Here's a simplified version of my parse() method without error checking or caching.

private function parse($parseType, $key) {
    $file = fopen ($this->filename, 'r');
    while ($line = fscanf($file, "%[^\|]|%[^\|]|%[^\|]|%[^\|\n]\n")) {
        if ($parseType == MyCrazyParser::FIELD1) {
            $obj = $this->field1Parser($line, $key);
        } else if ($parseType == MyCrazyParser::FIELD2) {
            $obj = $this->field2Parser($line, $key);
        } else {
            $obj = null;
        }

        if ($obj != null) {
            fclose($file);
            return $obj;
        }
    }

    fclose($file);
    return null;
}

Obviously you'll need error checking to validate that the parse type is acceptable, that the file exists, etc. And you're going to want to check if the given key is found in the cache, and cache it when it's found; and also cache that the key was NOT found, so that later on we don't have to read through the entire file every time we're looking for something that isn't found. I took all that stuff out for time/space reasons and because it's simple and not relevant to the actual discussion of parsing. (And I tried saving this thing once and Wordpress bombed out on me and I've had to write the second half of this article including parse() twice, which is extremely frustrating.)

The field1Parser() is 10x slower than the field2Parser(), because of the regex replacing and matching versus simple equality. Which makes it especially necessary to cache. I decided to cache by both keys when an object is found, so that I can come back later and grab it by the other key if I want and not have to worry about searching the file all over again. But we're not really talking about caching here.

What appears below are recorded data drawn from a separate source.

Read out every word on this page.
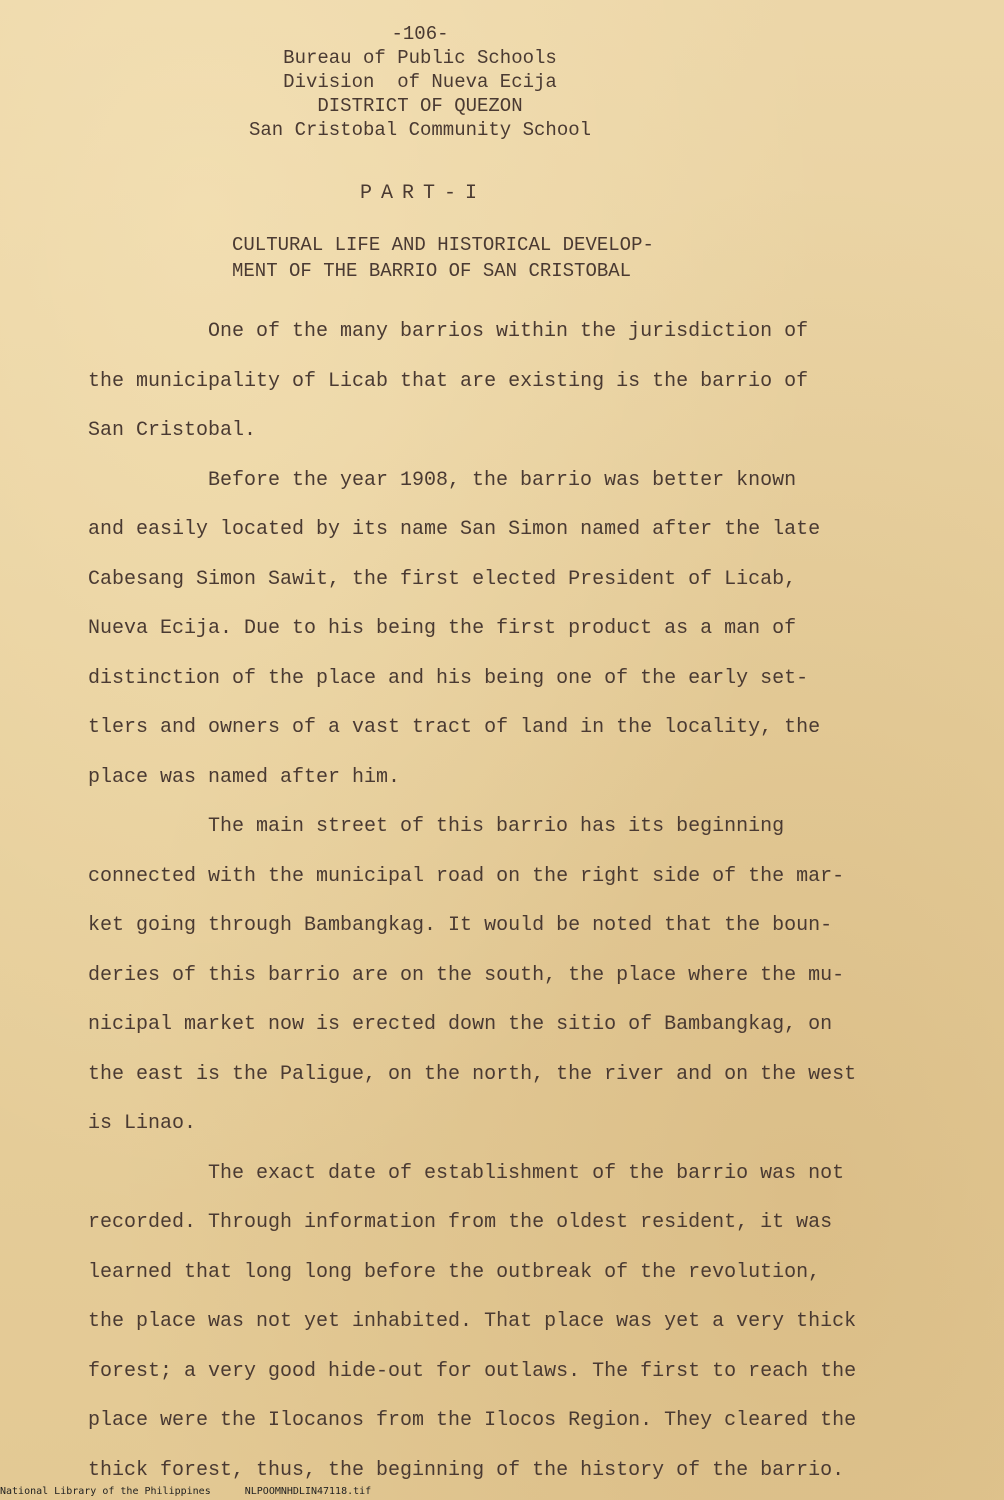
-106-
Bureau of Public Schools
Division  of Nueva Ecija
DISTRICT OF QUEZON
San Cristobal Community School
PART-I
CULTURAL LIFE AND HISTORICAL DEVELOP-
MENT OF THE BARRIO OF SAN CRISTOBAL
One of the many barrios within the jurisdiction of
the municipality of Licab that are existing is the barrio of
San Cristobal.
Before the year 1908, the barrio was better known
and easily located by its name San Simon named after the late
Cabesang Simon Sawit, the first elected President of Licab,
Nueva Ecija. Due to his being the first product as a man of
distinction of the place and his being one of the early set-
tlers and owners of a vast tract of land in the locality, the
place was named after him.
The main street of this barrio has its beginning
connected with the municipal road on the right side of the mar-
ket going through Bambangkag. It would be noted that the boun-
deries of this barrio are on the south, the place where the mu-
nicipal market now is erected down the sitio of Bambangkag, on
the east is the Paligue, on the north, the river and on the west
is Linao.
The exact date of establishment of the barrio was not
recorded. Through information from the oldest resident, it was
learned that long long before the outbreak of the revolution,
the place was not yet inhabited. That place was yet a very thick
forest; a very good hide-out for outlaws. The first to reach the
place were the Ilocanos from the Ilocos Region. They cleared the
thick forest, thus, the beginning of the history of the barrio.
National Library of the Philippines	NLPOOMNHDLIN47118.tif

I believe using fscanf() in this manner is much better than using the crappy old file()/explode() technique. But I'm not satisfied that this is the best. I'd like to be able to use closures/anonymous functions instead of calling named methods for the different parse types; in fact, the whole parse type technique (requiring a class-level constant for each valid type) seems crufty to me.

If anyone has seen any techniques that are smoother, simpler, or faster, I'd love to know about it.